Ao ouvir a voz do pai, ele abriu os olhos com dificuldade.

- Pai...

- Você estava falando o nome daquela humana...

- Magali...

- Ela mesma. Seja sincero, você gosta mesmo dela, não é?
- Muito...

- Estou vendo.

- Mas eu nunca mais poderei vê-la novamente...

- É isso que lhe aflige?

- Sim...

A situação estava começando a ficar desesperadora para ele.

- Pai... eu acho que não vou agüentar muito.

- Não diga bobagens. Você é meu filho e tem a minha força.

- Minha força acabou.

- Já disse para não falar bobagens.

- Estou falando a verdade, meu pai. Eu só queria pedir uma ultima coisa...

- Uma ultima coisa? Isso não existe. Você vai superar essa doença e se curar! – ele se recusava a deixar seu filho desistir da sua vida. Aquilo era inaceitável.

- Eu quero ver a Magali...

- A humana? Quer que eu traga a humana para nosso reino?

- Ela não é uma humana qualquer, meu pai. E eu só quero vê-la mais uma vez, só mais uma vez.

Ele deu um longo suspiro. Situações desesperadas exigiam medidas desesperadas. Se ele tivesse que fazer aquilo para que seu filho melhorasse, então ele faria sem pestanejar e sem reclamar.

- Filho, por que não fazemos um trato?

- Que trato?

- Se você ficar bom, eu permitirei que você veja essa moça humana quando e quanto quiser.

- Está falando sério?

- Como rei do povo gato, eu dou a minha palavra. Se você for curado dessa doença, se sobreviver, eu permitirei que essa moça venha ao nosso reino sempre que ela quiser e você... bem... poderá...

- Eu poderei ficar com ela?

- Er.. sim, sim... – aquilo ainda lhe era desagradável. Seu filho com uma garota humana? O mundo estava mesmo perdido! – se você sarar, estará livre para ficar com ela.

- Então eu irei sarar. Mas ainda assim, por favor...

- Está certo, farei isso. Essa noite enviarei um emissário para trazê-la ao nosso reino para te ver. Se isso te fizer melhorar, mandarei trazê-la aqui outras vezes.
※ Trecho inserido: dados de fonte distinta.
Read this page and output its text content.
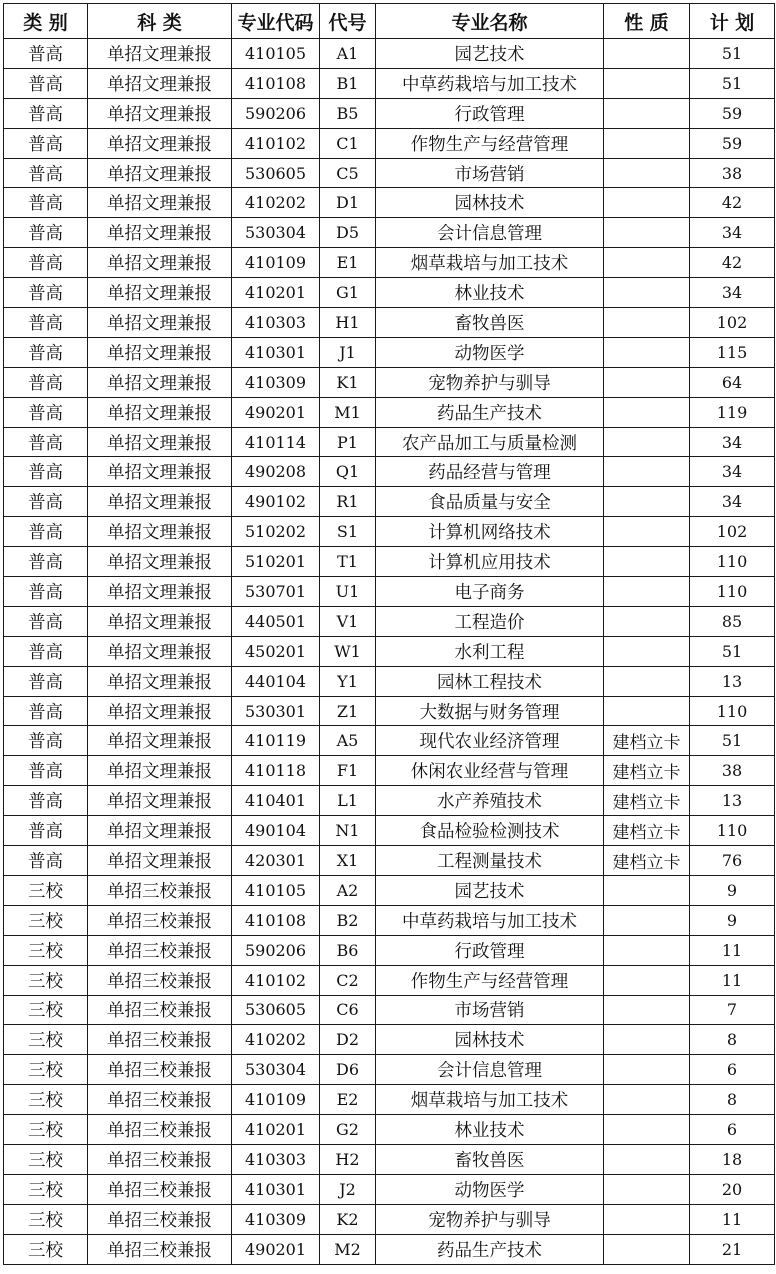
类 别	科 类	专业代码	代号	专业名称	性 质	计 划
普高	单招文理兼报	410105	A1	园艺技术		51
普高	单招文理兼报	410108	B1	中草药栽培与加工技术		51
普高	单招文理兼报	590206	B5	行政管理		59
普高	单招文理兼报	410102	C1	作物生产与经营管理		59
普高	单招文理兼报	530605	C5	市场营销		38
普高	单招文理兼报	410202	D1	园林技术		42
普高	单招文理兼报	530304	D5	会计信息管理		34
普高	单招文理兼报	410109	E1	烟草栽培与加工技术		42
普高	单招文理兼报	410201	G1	林业技术		34
普高	单招文理兼报	410303	H1	畜牧兽医		102
普高	单招文理兼报	410301	J1	动物医学		115
普高	单招文理兼报	410309	K1	宠物养护与驯导		64
普高	单招文理兼报	490201	M1	药品生产技术		119
普高	单招文理兼报	410114	P1	农产品加工与质量检测		34
普高	单招文理兼报	490208	Q1	药品经营与管理		34
普高	单招文理兼报	490102	R1	食品质量与安全		34
普高	单招文理兼报	510202	S1	计算机网络技术		102
普高	单招文理兼报	510201	T1	计算机应用技术		110
普高	单招文理兼报	530701	U1	电子商务		110
普高	单招文理兼报	440501	V1	工程造价		85
普高	单招文理兼报	450201	W1	水利工程		51
普高	单招文理兼报	440104	Y1	园林工程技术		13
普高	单招文理兼报	530301	Z1	大数据与财务管理		110
普高	单招文理兼报	410119	A5	现代农业经济管理	建档立卡	51
普高	单招文理兼报	410118	F1	休闲农业经营与管理	建档立卡	38
普高	单招文理兼报	410401	L1	水产养殖技术	建档立卡	13
普高	单招文理兼报	490104	N1	食品检验检测技术	建档立卡	110
普高	单招文理兼报	420301	X1	工程测量技术	建档立卡	76
三校	单招三校兼报	410105	A2	园艺技术		9
三校	单招三校兼报	410108	B2	中草药栽培与加工技术		9
三校	单招三校兼报	590206	B6	行政管理		11
三校	单招三校兼报	410102	C2	作物生产与经营管理		11
三校	单招三校兼报	530605	C6	市场营销		7
三校	单招三校兼报	410202	D2	园林技术		8
三校	单招三校兼报	530304	D6	会计信息管理		6
三校	单招三校兼报	410109	E2	烟草栽培与加工技术		8
三校	单招三校兼报	410201	G2	林业技术		6
三校	单招三校兼报	410303	H2	畜牧兽医		18
三校	单招三校兼报	410301	J2	动物医学		20
三校	单招三校兼报	410309	K2	宠物养护与驯导		11
三校	单招三校兼报	490201	M2	药品生产技术		21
Não fosse a sua fraqueza, ele teria saltado da cama e dado cambalhotas de alegria. Então havia uma esperança? Se fosse assim, então ele ia lutar com todas as suas forças para vencer aquela doença.
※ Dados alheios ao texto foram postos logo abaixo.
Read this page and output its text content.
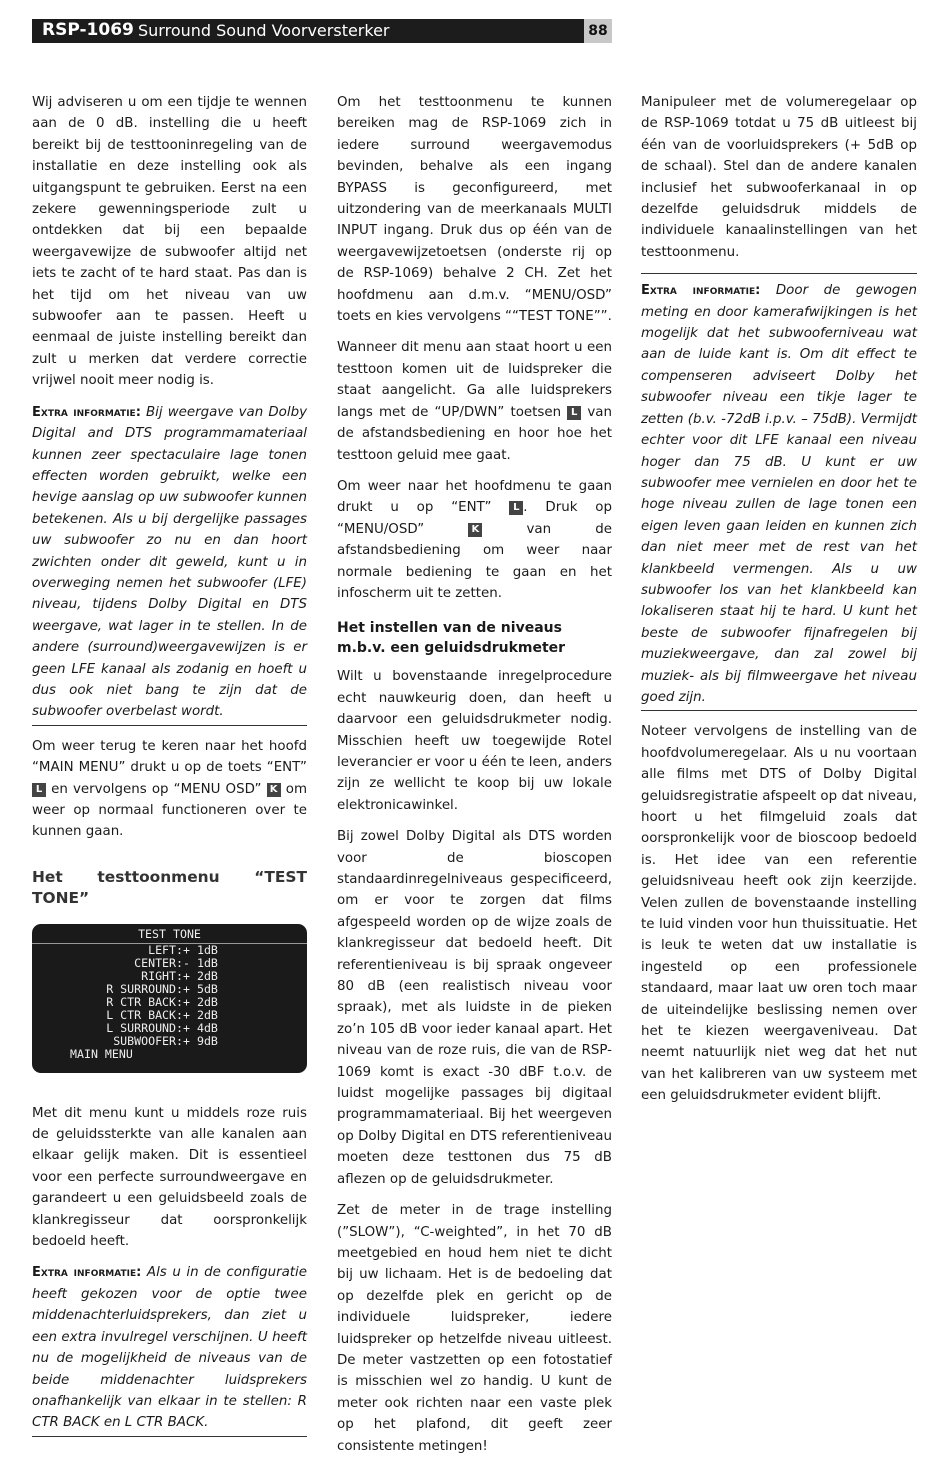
RSP-1069 Surround Sound Voorversterker	88

Wij adviseren u om een tijdje te wennen aan de 0 dB. instelling die u heeft bereikt bij de testtooninregeling van de installatie en deze instelling ook als uitgangspunt te gebruiken. Eerst na een zekere gewenningsperiode zult u ontdekken dat bij een bepaalde weergavewijze de subwoofer altijd net iets te zacht of te hard staat. Pas dan is het tijd om het niveau van uw subwoofer aan te passen. Heeft u eenmaal de juiste instelling bereikt dan zult u merken dat verdere correctie vrijwel nooit meer nodig is.

Extra informatie: Bij weergave van Dolby Digital and DTS programmamateriaal kunnen zeer spectaculaire lage tonen effecten worden gebruikt, welke een hevige aanslag op uw subwoofer kunnen betekenen. Als u bij dergelijke passages uw subwoofer zo nu en dan hoort zwichten onder dit geweld, kunt u in overweging nemen het subwoofer (LFE) niveau, tijdens Dolby Digital en DTS weergave, wat lager in te stellen. In de andere (surround)weergavewijzen is er geen LFE kanaal als zodanig en hoeft u dus ook niet bang te zijn dat de subwoofer overbelast wordt.

Om weer terug te keren naar het hoofd “MAIN MENU” drukt u op de toets “ENT” L en vervolgens op “MENU OSD” K om weer op normaal functioneren over te kunnen gaan.

Het testtoonmenu “TEST TONE”
TEST TONE
LEFT: + 1dB
CENTER: - 1dB
RIGHT: + 2dB
R SURROUND: + 5dB
R CTR BACK: + 2dB
L CTR BACK: + 2dB
L SURROUND: + 4dB
SUBWOOFER: + 9dB
MAIN MENU

Met dit menu kunt u middels roze ruis de geluidssterkte van alle kanalen aan elkaar gelijk maken. Dit is essentieel voor een perfecte surroundweergave en garandeert u een geluidsbeeld zoals de klankregisseur dat oorspronkelijk bedoeld heeft.

Extra informatie: Als u in de configuratie heeft gekozen voor de optie twee middenachterluidsprekers, dan ziet u een extra invulregel verschijnen. U heeft nu de mogelijkheid de niveaus van de beide middenachter luidsprekers onafhankelijk van elkaar in te stellen: R CTR BACK en L CTR BACK.

Om het testtoonmenu te kunnen bereiken mag de RSP-1069 zich in iedere surround weergavemodus bevinden, behalve als een ingang BYPASS is geconfigureerd, met uitzondering van de meerkanaals MULTI INPUT ingang. Druk dus op één van de weergavewijzetoetsen (onderste rij op de RSP-1069) behalve 2 CH. Zet het hoofdmenu aan d.m.v. “MENU/OSD” toets en kies vervolgens ““TEST TONE””.

Wanneer dit menu aan staat hoort u een testtoon komen uit de luidspreker die staat aangelicht. Ga alle luidsprekers langs met de “UP/DWN” toetsen L van de afstandsbediening en hoor hoe het testtoon geluid mee gaat.

Om weer naar het hoofdmenu te gaan drukt u op “ENT” L . Druk op “MENU/OSD”	K	van de afstandsbediening om weer naar normale bediening te gaan en het infoscherm uit te zetten.

Het instellen van de niveaus m.b.v. een geluidsdrukmeter

Wilt u bovenstaande inregelprocedure echt nauwkeurig doen, dan heeft u daarvoor een geluidsdrukmeter nodig. Misschien heeft uw toegewijde Rotel leverancier er voor u één te leen, anders zijn ze wellicht te koop bij uw lokale elektronicawinkel.

Bij zowel Dolby Digital als DTS worden voor de bioscopen standaardinregelniveaus gespecificeerd, om er voor te zorgen dat films afgespeeld worden op de wijze zoals de klankregisseur dat bedoeld heeft. Dit referentieniveau is bij spraak ongeveer 80 dB (een realistisch niveau voor spraak), met als luidste in de pieken zo’n 105 dB voor ieder kanaal apart. Het niveau van de roze ruis, die van de RSP-1069 komt is exact -30 dBF t.o.v. de luidst mogelijke passages bij digitaal programmamateriaal. Bij het weergeven op Dolby Digital en DTS referentieniveau moeten deze testtonen dus 75 dB aflezen op de geluidsdrukmeter.

Zet de meter in de trage instelling (”SLOW”), “C-weighted”, in het 70 dB meetgebied en houd hem niet te dicht bij uw lichaam. Het is de bedoeling dat op dezelfde plek en gericht op de individuele luidspreker, iedere luidspreker op hetzelfde niveau uitleest. De meter vastzetten op een fotostatief is misschien wel zo handig. U kunt de meter ook richten naar een vaste plek op het plafond, dit geeft zeer consistente metingen!

Manipuleer met de volumeregelaar op de RSP-1069 totdat u 75 dB uitleest bij één van de voorluidsprekers (+ 5dB op de schaal). Stel dan de andere kanalen inclusief het subwooferkanaal in op dezelfde geluidsdruk middels de individuele kanaalinstellingen van het testtoonmenu.

Extra informatie: Door de gewogen meting en door kamerafwijkingen is het mogelijk dat het subwooferniveau wat aan de luide kant is. Om dit effect te compenseren adviseert Dolby het subwoofer niveau een tikje lager te zetten (b.v. -72dB i.p.v. – 75dB). Vermijdt echter voor dit LFE kanaal een niveau hoger dan 75 dB. U kunt er uw subwoofer mee vernielen en door het te hoge niveau zullen de lage tonen een eigen leven gaan leiden en kunnen zich dan niet meer met de rest van het klankbeeld vermengen. Als u uw subwoofer los van het klankbeeld kan lokaliseren staat hij te hard. U kunt het beste de subwoofer fijnafregelen bij muziekweergave, dan zal zowel bij muziek- als bij filmweergave het niveau goed zijn.

Noteer vervolgens de instelling van de hoofdvolumeregelaar. Als u nu voortaan alle films met DTS of Dolby Digital geluidsregistratie afspeelt op dat niveau, hoort u het filmgeluid zoals dat oorspronkelijk voor de bioscoop bedoeld is. Het idee van een referentie geluidsniveau heeft ook zijn keerzijde. Velen zullen de bovenstaande instelling te luid vinden voor hun thuissituatie. Het is leuk te weten dat uw installatie is ingesteld op een professionele standaard, maar laat uw oren toch maar de uiteindelijke beslissing nemen over het te kiezen weergaveniveau. Dat neemt natuurlijk niet weg dat het nut van het kalibreren van uw systeem met een geluidsdrukmeter evident blijft.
- O senhor está falando sério? – o medico quis saber depois que eles saíram do quarto.

- Sim. A recuperação do meu filho é mais importante do que tudo. Além do mais, aquela moça não é tão asquerosa quanto os outros humanos. Pelo menos demonstrou compaixão quando viu meu filho em dificuldades. Enviarei um emissário hoje à noite, quando todos estiverem dormindo, e ela virá visitar Felicius.